Equating the two expressions and rearranging, $\cos \alpha = \frac 6x$.
Now apply cosine rule on $\triangle ABC$, to give $11^2 = x^2 + 10^2 - 2(x)(10)\cos 3\alpha$.
Using a triple angle identity ($\cos 3\alpha = 4\cos^3 \alpha - 3\cos\alpha$),
$x^2 - 20x(4(\frac 6x)^3 - 3(\frac 6x)) - 21 = 0$
After a bit of algebra and setting $y = x^2$ to reduce the quartic to a quadratic, we get:
$y^2 + 339y - 17280 = 0$.
Solving for the positive root, $y = 45 \implies x =\sqrt{45}$.

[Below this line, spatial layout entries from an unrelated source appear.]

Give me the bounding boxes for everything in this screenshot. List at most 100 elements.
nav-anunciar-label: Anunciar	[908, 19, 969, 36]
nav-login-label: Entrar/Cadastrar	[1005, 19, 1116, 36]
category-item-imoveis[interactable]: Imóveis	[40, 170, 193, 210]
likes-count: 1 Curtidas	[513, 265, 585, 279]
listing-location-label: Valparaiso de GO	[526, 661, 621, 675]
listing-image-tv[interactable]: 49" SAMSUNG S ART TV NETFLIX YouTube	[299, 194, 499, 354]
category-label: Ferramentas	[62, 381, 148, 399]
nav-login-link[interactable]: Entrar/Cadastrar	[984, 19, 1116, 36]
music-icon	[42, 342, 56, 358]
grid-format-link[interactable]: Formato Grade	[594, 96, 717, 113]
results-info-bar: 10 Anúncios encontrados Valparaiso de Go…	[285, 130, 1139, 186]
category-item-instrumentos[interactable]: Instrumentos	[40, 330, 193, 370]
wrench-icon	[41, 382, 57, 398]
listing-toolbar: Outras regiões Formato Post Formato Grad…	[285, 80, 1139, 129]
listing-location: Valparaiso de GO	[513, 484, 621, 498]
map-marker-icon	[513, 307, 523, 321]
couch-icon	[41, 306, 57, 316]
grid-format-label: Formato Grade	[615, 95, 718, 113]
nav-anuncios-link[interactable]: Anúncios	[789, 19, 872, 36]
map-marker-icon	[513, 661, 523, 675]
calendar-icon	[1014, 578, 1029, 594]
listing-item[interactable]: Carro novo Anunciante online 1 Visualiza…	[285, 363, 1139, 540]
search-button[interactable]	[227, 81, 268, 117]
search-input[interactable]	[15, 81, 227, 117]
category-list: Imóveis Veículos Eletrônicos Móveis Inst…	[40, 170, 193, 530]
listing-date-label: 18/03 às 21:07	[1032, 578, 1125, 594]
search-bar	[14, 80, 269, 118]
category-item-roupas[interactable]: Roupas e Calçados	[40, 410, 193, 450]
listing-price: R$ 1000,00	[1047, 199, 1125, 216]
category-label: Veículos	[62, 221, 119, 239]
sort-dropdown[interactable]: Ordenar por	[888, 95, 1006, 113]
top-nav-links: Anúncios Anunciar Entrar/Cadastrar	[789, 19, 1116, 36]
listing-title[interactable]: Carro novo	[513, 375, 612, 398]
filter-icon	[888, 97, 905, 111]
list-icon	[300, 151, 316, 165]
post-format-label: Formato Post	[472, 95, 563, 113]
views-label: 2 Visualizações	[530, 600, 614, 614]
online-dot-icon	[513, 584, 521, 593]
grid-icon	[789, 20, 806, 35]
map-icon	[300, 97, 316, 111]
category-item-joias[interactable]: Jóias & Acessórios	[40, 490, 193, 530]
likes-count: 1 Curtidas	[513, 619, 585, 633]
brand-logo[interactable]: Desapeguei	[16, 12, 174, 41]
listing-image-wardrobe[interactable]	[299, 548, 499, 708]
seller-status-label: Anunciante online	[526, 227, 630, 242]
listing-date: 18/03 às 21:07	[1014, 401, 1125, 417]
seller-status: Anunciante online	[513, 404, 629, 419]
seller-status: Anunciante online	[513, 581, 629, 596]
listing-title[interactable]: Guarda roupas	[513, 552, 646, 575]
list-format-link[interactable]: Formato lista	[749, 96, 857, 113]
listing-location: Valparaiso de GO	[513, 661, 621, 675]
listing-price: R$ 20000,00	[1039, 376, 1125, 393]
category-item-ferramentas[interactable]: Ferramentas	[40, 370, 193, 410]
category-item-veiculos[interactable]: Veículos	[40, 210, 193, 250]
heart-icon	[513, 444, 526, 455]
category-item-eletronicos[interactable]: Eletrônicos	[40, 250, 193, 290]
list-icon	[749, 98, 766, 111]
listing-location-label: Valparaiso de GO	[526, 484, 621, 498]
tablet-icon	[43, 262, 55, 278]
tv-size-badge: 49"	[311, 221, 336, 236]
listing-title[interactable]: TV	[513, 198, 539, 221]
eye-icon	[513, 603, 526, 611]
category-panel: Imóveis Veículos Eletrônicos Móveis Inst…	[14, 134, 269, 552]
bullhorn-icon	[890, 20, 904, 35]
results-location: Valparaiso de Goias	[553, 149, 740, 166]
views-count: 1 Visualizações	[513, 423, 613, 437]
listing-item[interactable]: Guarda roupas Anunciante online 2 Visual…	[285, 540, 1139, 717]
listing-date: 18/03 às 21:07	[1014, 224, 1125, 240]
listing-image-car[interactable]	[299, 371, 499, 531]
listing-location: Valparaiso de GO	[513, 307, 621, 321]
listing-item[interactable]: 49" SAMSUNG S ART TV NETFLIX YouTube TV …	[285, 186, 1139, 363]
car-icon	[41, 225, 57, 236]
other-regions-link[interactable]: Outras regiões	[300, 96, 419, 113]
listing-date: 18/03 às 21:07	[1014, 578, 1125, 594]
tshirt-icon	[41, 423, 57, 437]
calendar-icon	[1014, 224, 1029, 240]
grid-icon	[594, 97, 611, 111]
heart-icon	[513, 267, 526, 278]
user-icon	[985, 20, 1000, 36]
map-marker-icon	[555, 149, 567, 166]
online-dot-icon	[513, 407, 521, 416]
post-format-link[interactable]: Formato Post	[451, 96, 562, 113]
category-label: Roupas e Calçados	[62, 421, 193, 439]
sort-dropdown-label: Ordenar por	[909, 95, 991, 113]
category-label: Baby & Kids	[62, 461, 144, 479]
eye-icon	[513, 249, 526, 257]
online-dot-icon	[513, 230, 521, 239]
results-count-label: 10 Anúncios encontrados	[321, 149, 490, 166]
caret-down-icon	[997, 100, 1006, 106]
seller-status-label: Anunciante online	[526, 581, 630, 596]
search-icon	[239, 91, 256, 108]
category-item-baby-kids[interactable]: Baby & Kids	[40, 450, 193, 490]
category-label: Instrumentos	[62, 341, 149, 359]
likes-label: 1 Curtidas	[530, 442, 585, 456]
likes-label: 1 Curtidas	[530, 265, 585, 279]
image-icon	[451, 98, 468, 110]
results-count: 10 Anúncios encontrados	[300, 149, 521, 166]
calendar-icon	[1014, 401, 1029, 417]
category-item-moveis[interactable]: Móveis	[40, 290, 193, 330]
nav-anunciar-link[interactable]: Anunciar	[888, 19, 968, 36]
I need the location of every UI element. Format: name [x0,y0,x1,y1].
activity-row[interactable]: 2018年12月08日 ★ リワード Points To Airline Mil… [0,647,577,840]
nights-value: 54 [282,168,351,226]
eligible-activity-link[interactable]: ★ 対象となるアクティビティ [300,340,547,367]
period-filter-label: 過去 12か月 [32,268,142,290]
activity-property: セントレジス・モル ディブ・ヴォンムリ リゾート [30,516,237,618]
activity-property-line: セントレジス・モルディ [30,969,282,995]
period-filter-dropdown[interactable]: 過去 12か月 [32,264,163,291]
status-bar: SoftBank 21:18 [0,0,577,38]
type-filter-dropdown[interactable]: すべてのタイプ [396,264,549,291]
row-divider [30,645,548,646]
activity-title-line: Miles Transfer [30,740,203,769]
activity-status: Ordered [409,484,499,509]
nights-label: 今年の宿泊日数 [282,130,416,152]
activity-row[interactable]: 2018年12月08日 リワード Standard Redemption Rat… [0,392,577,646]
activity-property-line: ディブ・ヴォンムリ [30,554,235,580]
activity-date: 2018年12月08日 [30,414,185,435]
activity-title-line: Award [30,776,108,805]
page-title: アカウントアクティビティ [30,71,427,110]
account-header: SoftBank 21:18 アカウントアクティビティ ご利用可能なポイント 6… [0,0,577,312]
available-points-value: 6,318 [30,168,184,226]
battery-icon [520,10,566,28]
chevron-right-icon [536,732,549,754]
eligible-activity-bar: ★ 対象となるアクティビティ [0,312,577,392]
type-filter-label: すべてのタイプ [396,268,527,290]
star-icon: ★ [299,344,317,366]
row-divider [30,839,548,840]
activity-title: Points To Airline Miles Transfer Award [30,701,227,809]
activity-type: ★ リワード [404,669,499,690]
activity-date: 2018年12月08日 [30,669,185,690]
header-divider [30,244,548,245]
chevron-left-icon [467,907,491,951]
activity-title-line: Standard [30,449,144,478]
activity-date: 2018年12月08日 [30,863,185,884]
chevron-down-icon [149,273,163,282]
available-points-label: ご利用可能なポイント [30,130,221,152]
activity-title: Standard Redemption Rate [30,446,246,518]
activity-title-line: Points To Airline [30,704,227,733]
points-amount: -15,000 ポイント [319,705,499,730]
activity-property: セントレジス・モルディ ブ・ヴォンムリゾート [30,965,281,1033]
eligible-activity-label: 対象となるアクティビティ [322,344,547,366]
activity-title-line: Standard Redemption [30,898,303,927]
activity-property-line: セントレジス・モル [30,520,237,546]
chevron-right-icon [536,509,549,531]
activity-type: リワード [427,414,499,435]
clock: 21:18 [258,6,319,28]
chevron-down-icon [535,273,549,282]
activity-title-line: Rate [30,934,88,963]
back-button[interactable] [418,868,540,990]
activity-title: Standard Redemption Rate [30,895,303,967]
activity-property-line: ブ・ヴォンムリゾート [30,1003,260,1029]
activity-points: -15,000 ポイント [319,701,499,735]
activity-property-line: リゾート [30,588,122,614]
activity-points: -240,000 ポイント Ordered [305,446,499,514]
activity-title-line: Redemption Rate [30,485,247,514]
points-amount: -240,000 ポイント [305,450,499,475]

At this point, we can proceed to find the area of $\triangle ABC$ in a couple of ways. One way is to apply Heron's formula using the three known sides. I instead opted to apply the previously used formula, so that the area $A = \frac 12(x)(10)\sin 3\alpha$.
From $\cos \alpha = \frac 6x$ we get $\sin \alpha = \frac 3{\sqrt{45}}$. Applying a triple angle formula ($\sin 3\alpha = 3\sin\alpha - 4\sin^3\alpha$),
$A = \frac 12(x)(10)(\frac 9{\sqrt{45}} - 4(\frac{27}{45\sqrt{45}})) = 5\sqrt{45}(\frac 9{\sqrt{45}} - \frac{12}{5\sqrt{45}}) = 45- 12 = 33$.
So the answer is $33$.
In the following figure, we have
(1) Circle C with radius CA is drawn.
(2) A and A’ are two points on the circumference with A being higher than A’ w.r.t. the reference line CDB.
By considering the line DC, we have $\angle DAC \ge \angle DA’C$ and also w.r.t. BD, we have $\angle BA’D \ge \angle BAD$.
It should be clear that there is a point Y on BD and midway between B and D such that [ABC ] = 33. In addition, applying the converse of the angle bisector theorem, we can show $\beta : \alpha = 2 : 1$.
The question is:- “is this the only configuration?” This is because on the arc AX, some other points (like) A’ could be a possible candidate.
The facts shown above show that A’ is not possible because at A’, $\alpha’$ is getting smaller than $\alpha$ while $\beta’$ is getting larger than $\beta$ such that they can never meet the 2 :1 requirement.